Elastic Fabric Adapter
EFA provides significant performance benefits for distributed inference workloads:
- Reduced latency – Lower and more consistent latency for communication between GPUs across nodes
- Higher throughput – Higher throughput for data transfer between nodes
- Improved scaling – Better scaling efficiency across multiple nodes
- Better performance – Significantly improved performance for distributed inference workloads
FSx for Lustre integration
Using FSx for Lustre for model storage provides several benefits:
- Persistent storage – Model weights are stored on the FSx for Lustre file system and persist across pod restarts
- Faster loading – After the initial download, model loading is much faster
- Shared storage – Multiple pods can access the same model weights
- High performance – FSx for Lustre provides high-throughput, low-latency access to the model weights
Application Load Balancer
Using the AWS Load Balancer Controller with ALB provides several advantages:
- Path-based routing – ALB supports routing traffic to different services based on the URL path
- SSL/TLS termination – ALB can handle SSL/TLS termination, reducing the load on your pods
- Authentication – ALB supports authentication through Amazon Cognito or OIDC
- AWS WAF – ALB can be integrated with AWS WAF for additional security
- Access logs – ALB can log the requests to an Amazon Simple Storage Service (Amazon S3) bucket for auditing and analysis
Clean up
To avoid incurring additional charges, clean up the resources created in this post. Run the provided ./cleanup.sh script to clean the Kubernetes resources (ingress, LeaderworkerSet, PersistentVolumeClaim, PersistentVolume, AWS Load Balancer Controller, and storage class), IAM resources, the FSX for Lustre file system, and the EKS cluster:
For more detailed cleanup instructions, including troubleshooting CloudFormation stack deletion failures, refer to the README.md file in the GitHub repository.
Conclusion
In this post, we demonstrated how to deploy the DeepSeek-R1-Distill-Qwen-32B model on Amazon EKS using vLLMs, with GPU support, EFA, and FSx for Lustre integration.
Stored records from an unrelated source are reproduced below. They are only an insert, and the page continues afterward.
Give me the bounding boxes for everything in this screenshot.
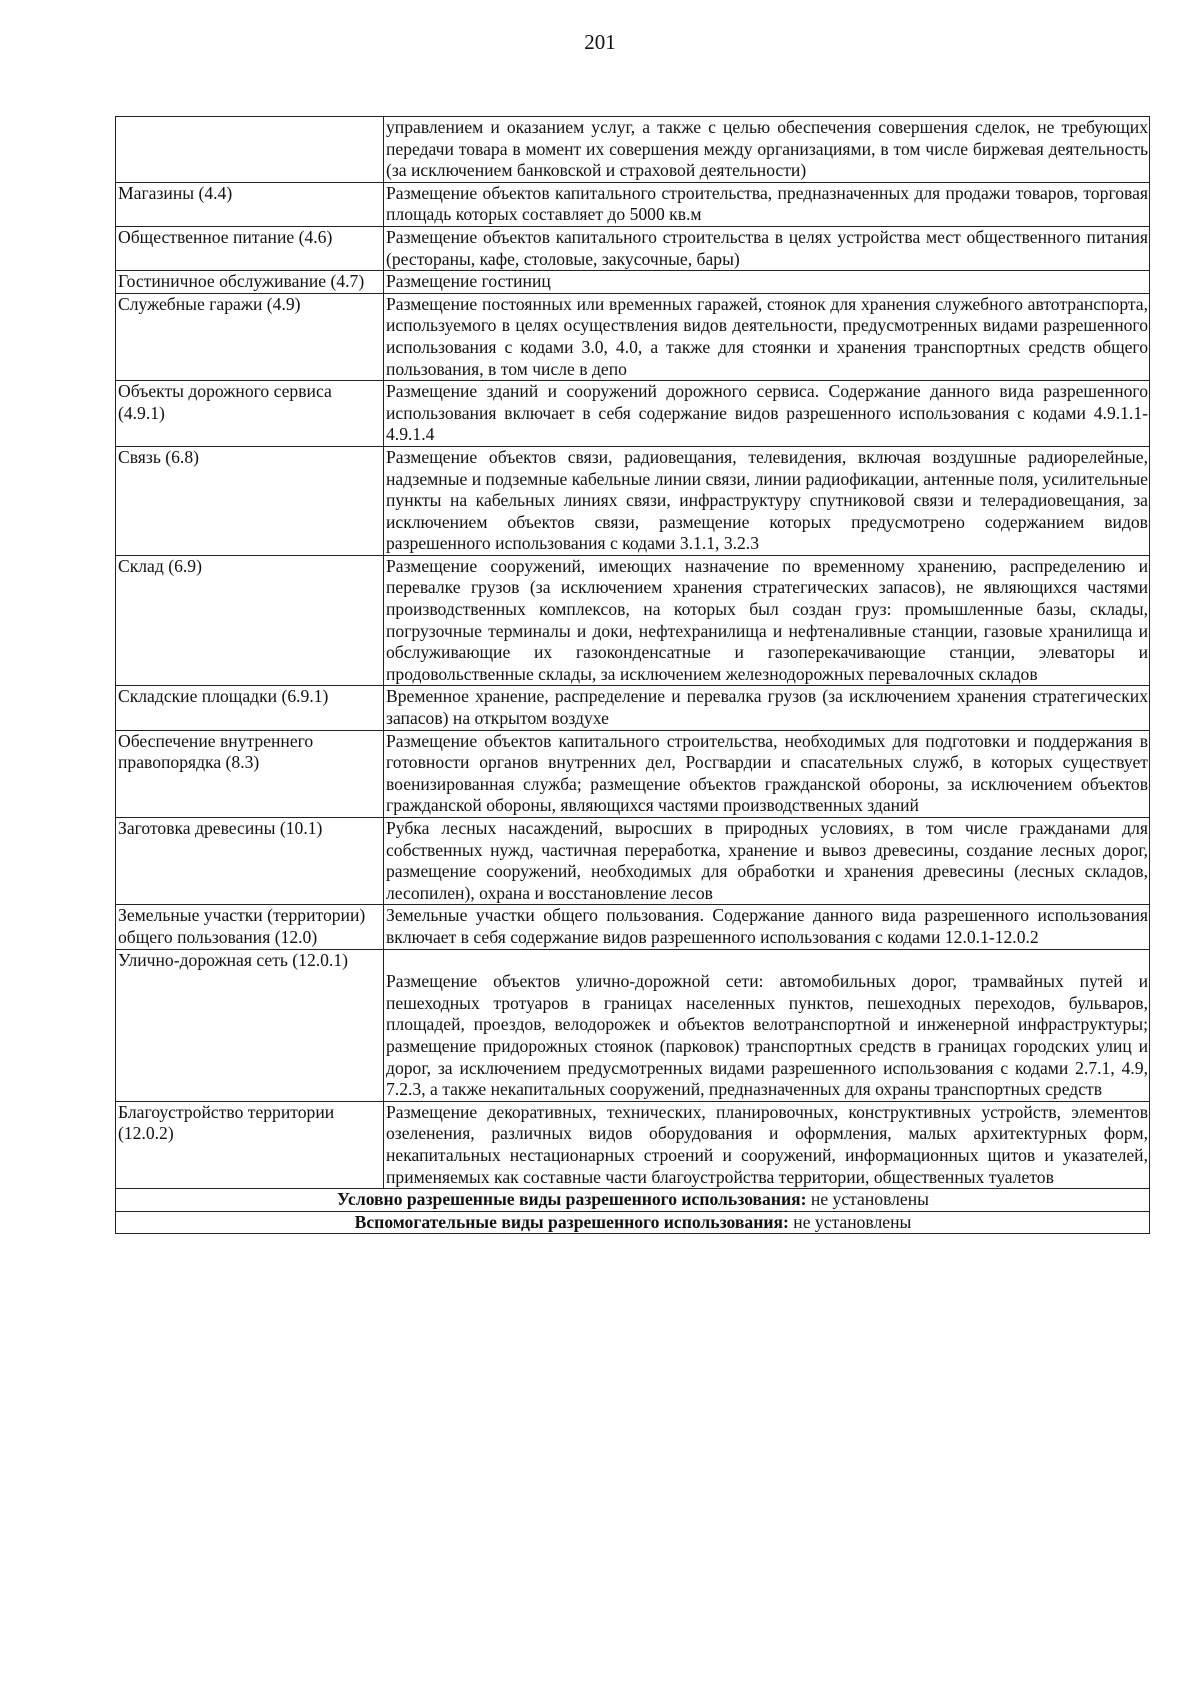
table-row [116, 686, 1150, 730]
use-description-cell: Рубка лесных насаждений, выросших в природных условиях, в том числе гражданами для собственных нужд, частичная переработка, хранение и вывоз древесины, создание лесных дорог, размещение сооружений, необходимых для обработки и хранения древесины (лесных складов, лесопилен), охрана и восстановление лесов [384, 818, 1150, 905]
section-row-auxiliary [116, 1211, 1150, 1234]
page-number: 201 [584, 30, 616, 54]
use-name-cell: Заготовка древесины (10.1) [116, 818, 384, 905]
use-description-cell: Размещение объектов капитального строительства, необходимых для подготовки и поддержания в готовности органов внутренних дел, Росгвардии и спасательных служб, в которых существует военизированная служба; размещение объектов гражданской обороны, за исключением объектов гражданской обороны, являющихся частями производственных зданий [384, 730, 1150, 817]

This architecture provides a scalable, high-performance system for serving LLM inference workloads.AWS Deep Learning Containers for vLLM provide a streamlined, optimized environment that simplifies LLM deployment by minimizing the complexity of environment configuration, dependency management, and performance tuning. By using these preconfigured containers, organizations can reduce deployment timelines and focus on deriving value from their LLM applications.By combining AWS DLCs with Amazon EKS, P4d instances with NVIDIA A100 GPUs, EFA, and FSx for Lustre, you can achieve optimal performance for LLM inference while maintaining the flexibility and scalability of Kubernetes.This solution helps organizations:
- Deploy LLMs efficiently at scale
- Optimize GPU resource utilization with container orchestration
- Improve networking performance between nodes with EFA
- Accelerate model loading with high-performance storage
- Provide a scalable, high performance inference API
The complete code and configuration files for this deployment are available in our GitHub repository. We encourage you to try it out and adapt it to your specific use case.